Nikko sat down and said politely, “An interesting idea. You may very well be right.”
“I think so. Let’s kick it around and decide what to do next. I need a drink. Do you want anything, or are you going to stick with coffee?”
“I’ll stick with coffee.”
Shayne poured himself a cognac. “You were lucky last summer, weren’t you?”
“Because of the storm—I agree, very lucky. Otherwise, luck had no part in it. I was at Alexandria with the Paladin. I slipped down and picked up the gold and returned to Alexandria. It was arranged by LeFevre so no mention of the Paladin appeared in the Suez records. So why should this stupid Englishman think I had anything to do with the affair at all?”
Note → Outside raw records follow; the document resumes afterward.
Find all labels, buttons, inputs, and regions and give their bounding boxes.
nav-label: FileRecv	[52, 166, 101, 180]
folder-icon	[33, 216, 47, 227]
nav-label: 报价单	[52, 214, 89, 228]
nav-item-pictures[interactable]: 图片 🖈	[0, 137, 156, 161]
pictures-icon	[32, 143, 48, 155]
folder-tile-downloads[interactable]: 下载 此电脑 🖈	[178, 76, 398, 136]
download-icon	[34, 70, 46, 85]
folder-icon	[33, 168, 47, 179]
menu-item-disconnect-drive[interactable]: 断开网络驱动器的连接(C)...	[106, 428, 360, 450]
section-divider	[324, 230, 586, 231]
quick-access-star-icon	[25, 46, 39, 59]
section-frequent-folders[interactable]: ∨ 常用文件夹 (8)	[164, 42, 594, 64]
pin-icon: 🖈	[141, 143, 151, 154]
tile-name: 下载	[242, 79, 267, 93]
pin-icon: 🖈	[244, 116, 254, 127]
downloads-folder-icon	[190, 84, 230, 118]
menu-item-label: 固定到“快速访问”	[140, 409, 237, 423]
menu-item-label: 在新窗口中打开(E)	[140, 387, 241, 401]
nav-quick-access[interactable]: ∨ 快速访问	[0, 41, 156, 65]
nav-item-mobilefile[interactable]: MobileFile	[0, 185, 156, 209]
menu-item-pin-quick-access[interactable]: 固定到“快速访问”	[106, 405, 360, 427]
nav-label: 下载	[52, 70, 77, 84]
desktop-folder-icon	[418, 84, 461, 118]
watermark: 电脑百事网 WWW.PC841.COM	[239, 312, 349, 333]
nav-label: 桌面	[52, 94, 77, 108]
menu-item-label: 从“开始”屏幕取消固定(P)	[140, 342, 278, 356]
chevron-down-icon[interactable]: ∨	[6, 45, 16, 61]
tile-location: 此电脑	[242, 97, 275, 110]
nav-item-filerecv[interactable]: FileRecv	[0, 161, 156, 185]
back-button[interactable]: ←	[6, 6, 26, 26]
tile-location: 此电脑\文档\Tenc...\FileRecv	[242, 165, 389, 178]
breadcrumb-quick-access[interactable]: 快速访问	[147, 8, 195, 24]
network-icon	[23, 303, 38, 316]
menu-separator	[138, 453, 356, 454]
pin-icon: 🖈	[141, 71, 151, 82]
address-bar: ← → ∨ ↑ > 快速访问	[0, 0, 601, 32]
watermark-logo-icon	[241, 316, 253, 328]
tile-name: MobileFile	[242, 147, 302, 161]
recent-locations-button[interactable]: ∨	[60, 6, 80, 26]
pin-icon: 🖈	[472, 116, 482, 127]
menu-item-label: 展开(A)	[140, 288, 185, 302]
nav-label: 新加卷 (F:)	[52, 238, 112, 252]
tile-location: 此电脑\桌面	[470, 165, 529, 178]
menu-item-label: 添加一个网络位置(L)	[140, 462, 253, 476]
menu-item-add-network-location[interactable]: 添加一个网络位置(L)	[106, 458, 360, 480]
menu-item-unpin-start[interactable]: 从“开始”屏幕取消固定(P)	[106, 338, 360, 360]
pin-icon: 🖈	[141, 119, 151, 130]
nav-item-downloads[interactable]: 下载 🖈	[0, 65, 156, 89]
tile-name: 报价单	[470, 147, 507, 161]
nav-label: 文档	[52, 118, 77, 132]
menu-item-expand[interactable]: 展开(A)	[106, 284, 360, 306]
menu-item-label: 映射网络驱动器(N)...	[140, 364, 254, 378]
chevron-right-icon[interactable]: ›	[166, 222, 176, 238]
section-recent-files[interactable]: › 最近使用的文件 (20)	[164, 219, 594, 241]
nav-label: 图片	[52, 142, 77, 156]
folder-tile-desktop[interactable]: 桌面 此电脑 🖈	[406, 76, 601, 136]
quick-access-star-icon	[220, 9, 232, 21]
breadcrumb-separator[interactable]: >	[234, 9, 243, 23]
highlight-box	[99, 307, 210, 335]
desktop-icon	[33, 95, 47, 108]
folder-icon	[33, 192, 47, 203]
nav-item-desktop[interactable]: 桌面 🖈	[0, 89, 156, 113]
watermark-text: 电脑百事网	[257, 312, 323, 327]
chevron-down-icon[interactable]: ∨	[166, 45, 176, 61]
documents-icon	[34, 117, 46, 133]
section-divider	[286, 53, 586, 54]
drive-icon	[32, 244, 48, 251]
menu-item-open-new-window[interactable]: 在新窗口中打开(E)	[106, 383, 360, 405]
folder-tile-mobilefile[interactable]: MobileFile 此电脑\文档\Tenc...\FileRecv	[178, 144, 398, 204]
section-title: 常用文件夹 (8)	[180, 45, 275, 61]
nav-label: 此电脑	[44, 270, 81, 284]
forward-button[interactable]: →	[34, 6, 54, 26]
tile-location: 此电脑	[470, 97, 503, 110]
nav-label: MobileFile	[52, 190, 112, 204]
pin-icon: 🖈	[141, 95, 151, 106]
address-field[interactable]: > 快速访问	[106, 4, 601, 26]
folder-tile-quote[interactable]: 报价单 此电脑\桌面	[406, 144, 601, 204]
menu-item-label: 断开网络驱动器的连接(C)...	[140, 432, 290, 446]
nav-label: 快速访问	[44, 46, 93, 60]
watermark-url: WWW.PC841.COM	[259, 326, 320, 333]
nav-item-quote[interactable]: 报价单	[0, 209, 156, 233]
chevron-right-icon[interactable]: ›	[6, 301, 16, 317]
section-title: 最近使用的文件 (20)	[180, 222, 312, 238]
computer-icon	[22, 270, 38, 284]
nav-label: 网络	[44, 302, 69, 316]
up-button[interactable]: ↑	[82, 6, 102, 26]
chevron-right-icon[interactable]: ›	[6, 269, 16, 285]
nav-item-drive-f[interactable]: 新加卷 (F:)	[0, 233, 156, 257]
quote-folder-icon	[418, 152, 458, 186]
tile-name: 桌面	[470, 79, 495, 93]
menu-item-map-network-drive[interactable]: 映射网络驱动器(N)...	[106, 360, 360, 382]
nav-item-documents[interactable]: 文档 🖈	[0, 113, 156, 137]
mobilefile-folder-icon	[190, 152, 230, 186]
“I see you don’t know him very well.”
“Quite true,” Nikko conceded. “He sends guests to the Paladin. He seldom comes himself. He’s too busy making money! Once, in eighteen months. And then only from Friday to Monday. To have a boat like this and never use it—insane.”
“Where have you been since summer?”
“In the Mediterranean. The Greek Islands, the Adriatic.”
The boy with the tommy gun leaped to his feet. He unslung his gun and gave it to Shayne. Then, in absolute silence, he began a violent mountain dance, leaping, whirling, slapping his ankles. Nikko ignored him.
Shayne opened the mail bag containing the loot from the plane and began sorting out passports.